One reason these markets are especially dangerous to the public is that traders often sell unusual wild animals there, not for food, but for Traditional Chinese Medicine, as I’ve written before. Bats are among the many animals used (or abused) in TCM, and scientists reported as early as May 2020 that bats being sold in the Huanan Seafood Market were the most likely source of the Covid-19 virus.

China should have shut down these markets years ago. They represent an enormous public health threat, and yet the Chinese government ignored the warnings for years. Now that Covid-19 is winding down, or at least moving to an endemic phase, China has a new opportunity to show the world that it takes this threat seriously, by ending all trade in exotic live animals, and by shutting down its live animal markets. (Some live animals, such as fish, are not a threat and might be sold safely, but almost all mammals and birds carry viruses that could jump to humans.)

And lest anyone think otherwise, we still need to impose a ban on gain-of-function research in deadly viruses, as I’ve been arguing for years. All the way back in 2014, I asked the question, “should scientists be artificially mutating viruses so that they have the potential to become a worldwide pandemic?” I thought the answer was obvious, and yet the NIH (in the US) allowed the research to continue, after “pausing” it for a few years in the mid-2010’s.

When NIH initially paused its support for gain-of-function work, many virologists pushed back, arguing that they had plenty of safeguards in place, and no virus would ever leak out. Plus, they argued, their work was important in helping us prevent pandemics. Right.

We now know, definitively, that those virologists were wrong. We know that leaks are at least a possibility, even from the most secure biological labs, which is why multiple scientists, including some virologists, called for a fuller investigation into the lab leak hypothesis back in May 2021.

We also know that gain-of-function research did nothing to prevent the Covid-19 pandemic. Nothing, Zip. Nada.

We can take at least two lessons from this pandemic: first, that live-animal food markets should be shut down, especially those that sell wild animals rather than farm-raised ones; and second, that gain-of-function research on deadly viruses should be shut down as well.

Finally, for those who want to know about those three new papers I referenced at the beginning, here’s a brief summary.
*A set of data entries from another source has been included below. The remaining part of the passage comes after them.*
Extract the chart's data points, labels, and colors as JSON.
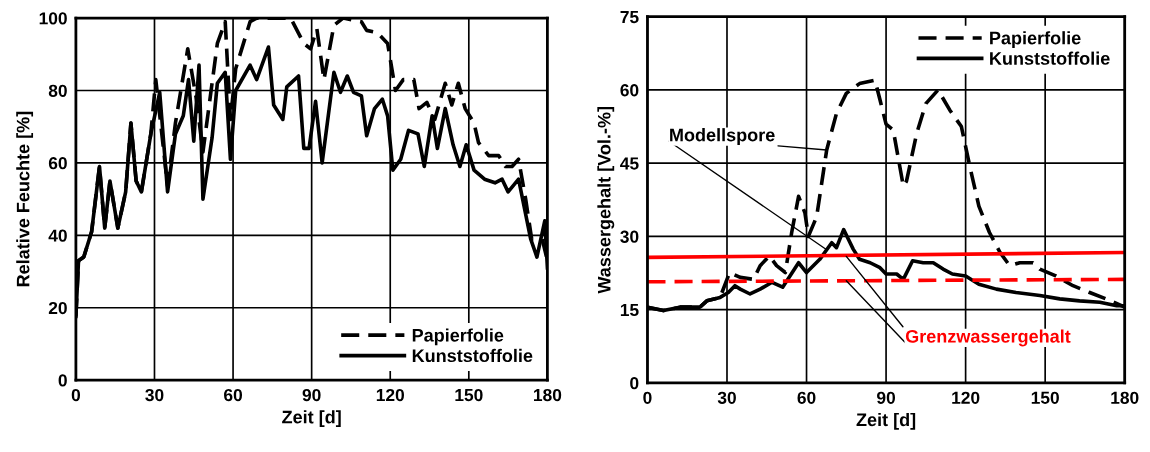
{
  "chart_data": [
    {
      "type": "line",
      "xlabel": "Zeit [d]",
      "ylabel": "Relative Feuchte [%]",
      "xlim": [
        0,
        180
      ],
      "ylim": [
        0,
        100
      ],
      "xticks": [
        0,
        30,
        60,
        90,
        120,
        150,
        180
      ],
      "yticks": [
        0,
        20,
        40,
        60,
        80,
        100
      ],
      "grid": true,
      "legend": "lower right",
      "marker": "none",
      "series": [
        {
          "name": "Papierfolie",
          "color": "#000000",
          "line_style": "dashed",
          "x": [
            0,
            1,
            3,
            6,
            9,
            11,
            13,
            16,
            19,
            21,
            23,
            25,
            28.6,
            30.5,
            35,
            38,
            42.7,
            46,
            48.5,
            54,
            57,
            59,
            61,
            66.5,
            69,
            82,
            87,
            89.6,
            92,
            94.7,
            98.5,
            102,
            109,
            111,
            115,
            119,
            122,
            125,
            129,
            131,
            134,
            137,
            141,
            143.5,
            146,
            148.6,
            152,
            153.7,
            157.6,
            161.4,
            164,
            166.5,
            169,
            171.7,
            174,
            178,
            180
          ],
          "values": [
            17.6,
            33,
            34,
            41,
            59,
            42,
            55,
            42,
            52,
            71,
            55,
            52,
            68,
            83,
            53.6,
            71,
            91.5,
            77.6,
            63,
            93,
            99,
            72,
            86,
            99,
            100,
            100,
            93,
            91.5,
            97,
            83,
            98,
            100,
            99,
            96.6,
            96,
            93,
            80,
            83,
            83,
            75,
            76.7,
            72,
            82,
            76,
            82,
            75,
            71,
            65.6,
            62,
            62,
            59,
            59,
            61,
            50,
            39,
            39,
            33
          ]
        },
        {
          "name": "Kunststoffolie",
          "color": "#000000",
          "line_style": "solid",
          "x": [
            0,
            1,
            3,
            6,
            9,
            11,
            13,
            16,
            19,
            21,
            23,
            25,
            28.6,
            32,
            35,
            38,
            41,
            43,
            45,
            47,
            48.5,
            52,
            54,
            57,
            59,
            61,
            66.5,
            69,
            73.5,
            75.5,
            79,
            80.5,
            85,
            87,
            89,
            91.5,
            94,
            98.5,
            101,
            103.6,
            106,
            109,
            111,
            114,
            117,
            119,
            121,
            124,
            127,
            130.6,
            133,
            136,
            138,
            141,
            144,
            146.6,
            149,
            152,
            156,
            160,
            162.7,
            165,
            169,
            173.6,
            176,
            179,
            180
          ],
          "values": [
            17.6,
            33,
            34,
            41,
            59,
            42,
            55,
            42,
            52,
            71,
            55,
            52,
            68,
            79.5,
            52,
            68,
            73,
            83,
            66,
            87,
            50,
            67,
            82,
            85,
            61,
            80,
            87,
            83,
            92,
            76,
            72,
            81,
            84,
            64,
            64,
            77,
            60,
            85,
            79.5,
            84,
            79.5,
            78.5,
            67.5,
            75,
            77.6,
            73,
            58,
            61,
            69,
            68,
            59,
            73,
            64,
            75,
            65,
            59,
            65,
            58,
            55.5,
            54.5,
            55.5,
            52,
            55.5,
            39,
            34,
            44,
            31
          ]
        }
      ]
    },
    {
      "type": "line",
      "xlabel": "Zeit [d]",
      "ylabel": "Wassergehalt [Vol.-%]",
      "xlim": [
        0,
        180
      ],
      "ylim": [
        0,
        75
      ],
      "xticks": [
        0,
        30,
        60,
        90,
        120,
        150,
        180
      ],
      "yticks": [
        0,
        15,
        30,
        45,
        60,
        75
      ],
      "grid": true,
      "legend": "upper right",
      "marker": "none",
      "annotations": [
        {
          "text": "Modellspore",
          "x": 67.6,
          "y": 47.7
        },
        {
          "text": "Grenzwassergehalt",
          "x": 75,
          "y": 25.9
        }
      ],
      "series": [
        {
          "name": "Papierfolie",
          "color": "#000000",
          "line_style": "dashed",
          "x": [
            0,
            6,
            12.3,
            19.8,
            22.4,
            27.4,
            31,
            35,
            40,
            42.5,
            46,
            48.7,
            52,
            54.4,
            57,
            59.4,
            60.7,
            63.8,
            67.6,
            71.3,
            75,
            80,
            85.8,
            87.7,
            90,
            92.7,
            96.5,
            97.7,
            101.5,
            105,
            109.6,
            114,
            118.4,
            121.6,
            125,
            129,
            133,
            136.6,
            140.4,
            145.4,
            148,
            154,
            160.5,
            166.8,
            173,
            180
          ],
          "values": [
            15.5,
            14.8,
            15.5,
            15.5,
            16.8,
            17.5,
            22.6,
            21.6,
            21.2,
            24,
            26,
            24,
            22.6,
            30.8,
            38.2,
            34.8,
            30,
            34,
            47.7,
            55.2,
            59.3,
            61.3,
            62,
            58,
            53,
            51.8,
            40.3,
            41.3,
            51,
            57.2,
            60,
            55.9,
            52.5,
            44.3,
            36.2,
            30.8,
            26.7,
            24,
            24.6,
            24.6,
            23.3,
            21.9,
            19.9,
            18.5,
            17.2,
            15.5
          ]
        },
        {
          "name": "Kunststoffolie",
          "color": "#000000",
          "line_style": "solid",
          "x": [
            0,
            6,
            12.3,
            19.8,
            22.4,
            27.4,
            30.5,
            33,
            35,
            38.7,
            42.5,
            47,
            51,
            57,
            60,
            65,
            69.5,
            71.3,
            74,
            77.6,
            80,
            84,
            87.7,
            90,
            94,
            96.5,
            100,
            104,
            107.8,
            111.5,
            115,
            120,
            125,
            131.6,
            139,
            148,
            155.5,
            163,
            170.6,
            177,
            180
          ],
          "values": [
            15.5,
            14.8,
            15.5,
            15.5,
            16.8,
            17.5,
            18.5,
            19.9,
            19.2,
            18.2,
            19.2,
            20.6,
            19.6,
            24.6,
            22.6,
            25.3,
            28.7,
            27.7,
            31.4,
            27.4,
            25.3,
            24.6,
            23.6,
            22.3,
            22.3,
            21.2,
            25,
            24.6,
            24.6,
            23.3,
            22.3,
            21.9,
            20.2,
            19.2,
            18.5,
            17.9,
            17.2,
            16.8,
            16.5,
            15.8,
            15.8
          ]
        },
        {
          "color": "#ff0000",
          "line_style": "solid",
          "x": [
            0,
            180
          ],
          "values": [
            25.7,
            26.7
          ]
        },
        {
          "color": "#ff0000",
          "line_style": "dashed",
          "x": [
            0,
            180
          ],
          "values": [
            20.7,
            21.2
          ]
        }
      ]
    }
  ]
}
The first paper, by George Gao et al., is a summary of extensive virus testing at the Huanan Seafood Market, on samples collected in early 2020. They found SARS-CoV-2 in 73 environmental samples (collected from locations in the market but not in people or animals), and yet “no virus was detected in the animal swabs covering 18 species of animals in the market.” In other words, the virus was found at the marketplace, but not in any of the animals, suggesting that infected people walking through the market were the source of those positive samples. Where did those people get the virus? This paper doesn’t answer that question.
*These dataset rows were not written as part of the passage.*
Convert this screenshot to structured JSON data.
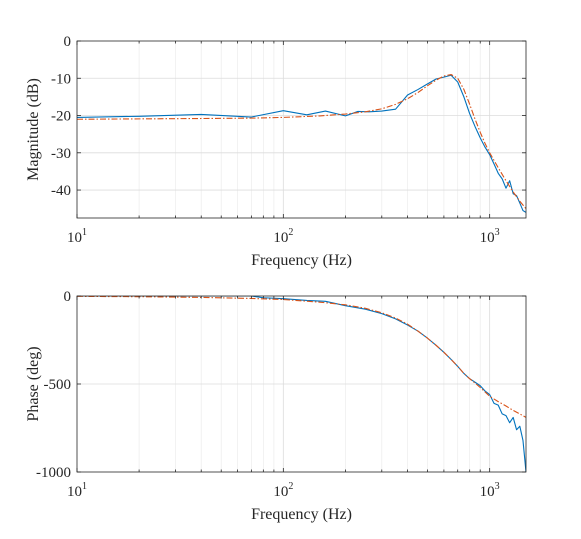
{
  "chart_data": [
    {
      "type": "line",
      "xscale": "log",
      "xlim": [
        10,
        1500
      ],
      "ylim": [
        -47.5,
        0
      ],
      "xlabel": "Frequency (Hz)",
      "ylabel": "Magnitude (dB)",
      "yticks": [
        0,
        -10,
        -20,
        -30,
        -40
      ],
      "ytick_labels": [
        "0",
        "-10",
        "-20",
        "-30",
        "-40"
      ],
      "xticks": [
        {
          "value": 10,
          "base": "10",
          "exp": "1"
        },
        {
          "value": 100,
          "base": "10",
          "exp": "2"
        },
        {
          "value": 1000,
          "base": "10",
          "exp": "3"
        }
      ],
      "grid": true,
      "series": [
        {
          "color": "#0072BD",
          "style": "solid",
          "x": [
            10,
            20,
            40,
            70,
            100,
            130,
            160,
            200,
            230,
            260,
            300,
            350,
            400,
            450,
            500,
            550,
            600,
            650,
            700,
            750,
            800,
            850,
            900,
            950,
            1000,
            1050,
            1100,
            1150,
            1200,
            1250,
            1300,
            1350,
            1400,
            1450,
            1500
          ],
          "y": [
            -20.5,
            -20.2,
            -19.7,
            -20.4,
            -18.7,
            -19.8,
            -18.8,
            -20.1,
            -18.9,
            -19.0,
            -18.8,
            -18.3,
            -14.5,
            -13.0,
            -11.5,
            -10.2,
            -9.7,
            -9.2,
            -11.0,
            -15.0,
            -19.5,
            -23.0,
            -26.0,
            -28.5,
            -30.5,
            -33.0,
            -35.5,
            -37.0,
            -39.5,
            -37.5,
            -41.0,
            -41.5,
            -43.5,
            -45.5,
            -46.0
          ]
        },
        {
          "color": "#D95319",
          "style": "dashdot",
          "x": [
            10,
            20,
            40,
            70,
            100,
            150,
            200,
            250,
            300,
            350,
            400,
            450,
            500,
            550,
            600,
            650,
            700,
            750,
            800,
            850,
            900,
            950,
            1000,
            1100,
            1200,
            1300,
            1400,
            1500
          ],
          "y": [
            -21.0,
            -20.9,
            -20.8,
            -20.7,
            -20.5,
            -20.1,
            -19.6,
            -19.0,
            -18.2,
            -17.0,
            -15.5,
            -13.8,
            -12.0,
            -10.5,
            -9.4,
            -9.0,
            -10.0,
            -13.0,
            -17.0,
            -21.0,
            -24.5,
            -27.5,
            -30.0,
            -34.0,
            -37.5,
            -40.5,
            -43.0,
            -45.0
          ]
        }
      ]
    },
    {
      "type": "line",
      "xscale": "log",
      "xlim": [
        10,
        1500
      ],
      "ylim": [
        -1000,
        0
      ],
      "xlabel": "Frequency (Hz)",
      "ylabel": "Phase (deg)",
      "yticks": [
        0,
        -500,
        -1000
      ],
      "ytick_labels": [
        "0",
        "-500",
        "-1000"
      ],
      "xticks": [
        {
          "value": 10,
          "base": "10",
          "exp": "1"
        },
        {
          "value": 100,
          "base": "10",
          "exp": "2"
        },
        {
          "value": 1000,
          "base": "10",
          "exp": "3"
        }
      ],
      "grid": true,
      "series": [
        {
          "color": "#0072BD",
          "style": "solid",
          "x": [
            10,
            20,
            40,
            70,
            80,
            100,
            130,
            160,
            200,
            250,
            300,
            350,
            400,
            450,
            500,
            550,
            600,
            650,
            700,
            750,
            800,
            850,
            900,
            950,
            1000,
            1050,
            1100,
            1150,
            1200,
            1250,
            1300,
            1350,
            1400,
            1450,
            1500
          ],
          "y": [
            0,
            0,
            0,
            0,
            -10,
            -15,
            -25,
            -30,
            -55,
            -75,
            -100,
            -130,
            -165,
            -200,
            -240,
            -280,
            -320,
            -360,
            -400,
            -440,
            -470,
            -490,
            -510,
            -540,
            -560,
            -610,
            -620,
            -670,
            -680,
            -720,
            -690,
            -760,
            -740,
            -820,
            -1000
          ]
        },
        {
          "color": "#D95319",
          "style": "dashdot",
          "x": [
            10,
            20,
            40,
            70,
            100,
            150,
            200,
            250,
            300,
            350,
            400,
            450,
            500,
            550,
            600,
            650,
            700,
            750,
            800,
            850,
            900,
            950,
            1000,
            1100,
            1200,
            1300,
            1400,
            1500
          ],
          "y": [
            -2,
            -4,
            -8,
            -14,
            -20,
            -35,
            -50,
            -70,
            -95,
            -125,
            -160,
            -200,
            -240,
            -280,
            -320,
            -360,
            -400,
            -440,
            -470,
            -495,
            -520,
            -545,
            -570,
            -600,
            -625,
            -650,
            -670,
            -690
          ]
        }
      ]
    }
  ]
}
The paper by Michael Worobey et al. shows more, however: not only do they show that all of the early cases were clustered in or very near the Huanan Seafood Market, but also that “positive environmental samples were strongly associated with vendors selling live animals.” In other words, even though we haven’t found the original animal source of the virus, the locations are all centered on live animal vendors. They conclude that the Huanan market was “the unambiguous epicenter of the COVID-19 pandemic.”
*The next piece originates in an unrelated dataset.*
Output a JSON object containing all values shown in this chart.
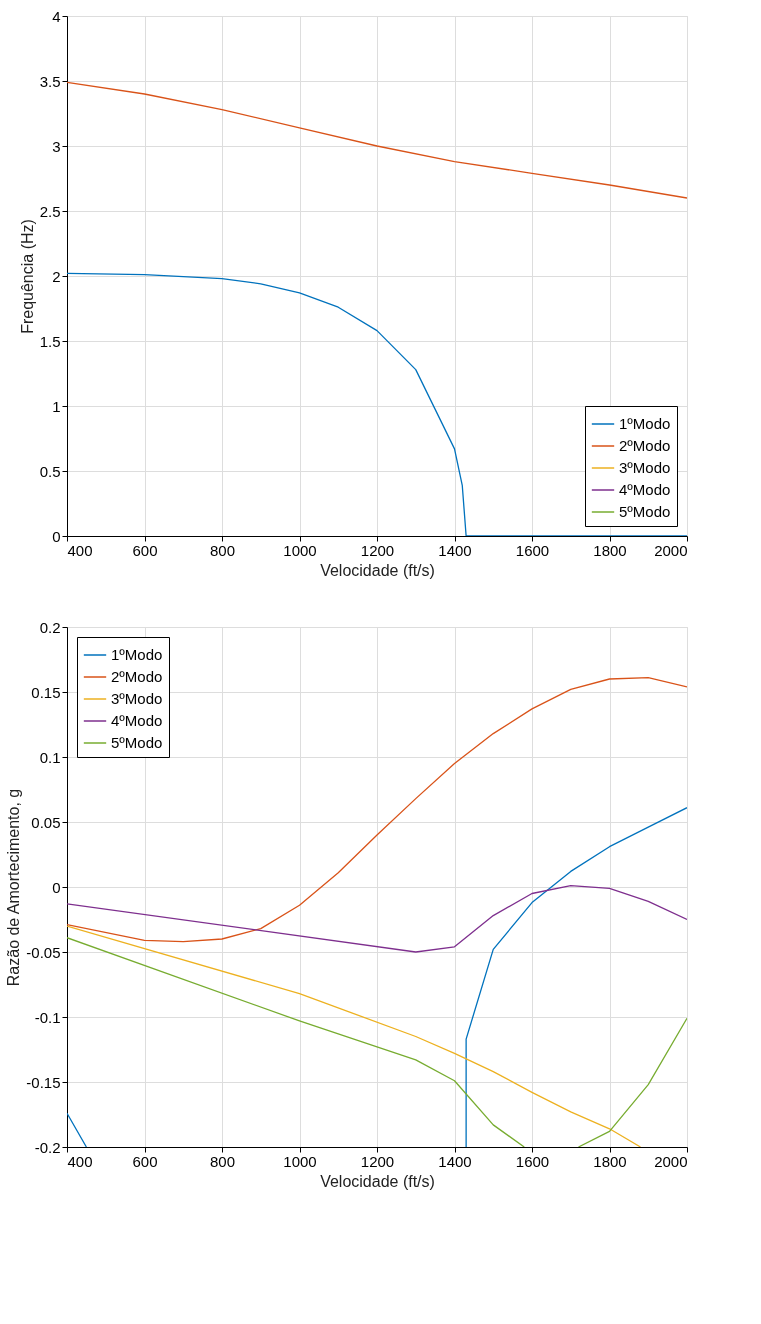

The third paper, by Jonathan Pekar et al., reports that there were actually two distinct events where the original SARS-CoV-2 virus jumped from animals to humans, both at the very beginning of the pandemic, probably in late November 2019. These authors also point the finger at the Huanan Seafood Market, and they implicate another animal, raccoon dogs, as a likely source. Raccoon dogs are closely related to foxes (not raccoons, despite the name), and were being sold as food in the Huanan market. Scientists have known since at least 2003 that raccoon dogs can carry SARS coronaviruses. This paper illustrates yet again why live-animal markets represent a threat to human health.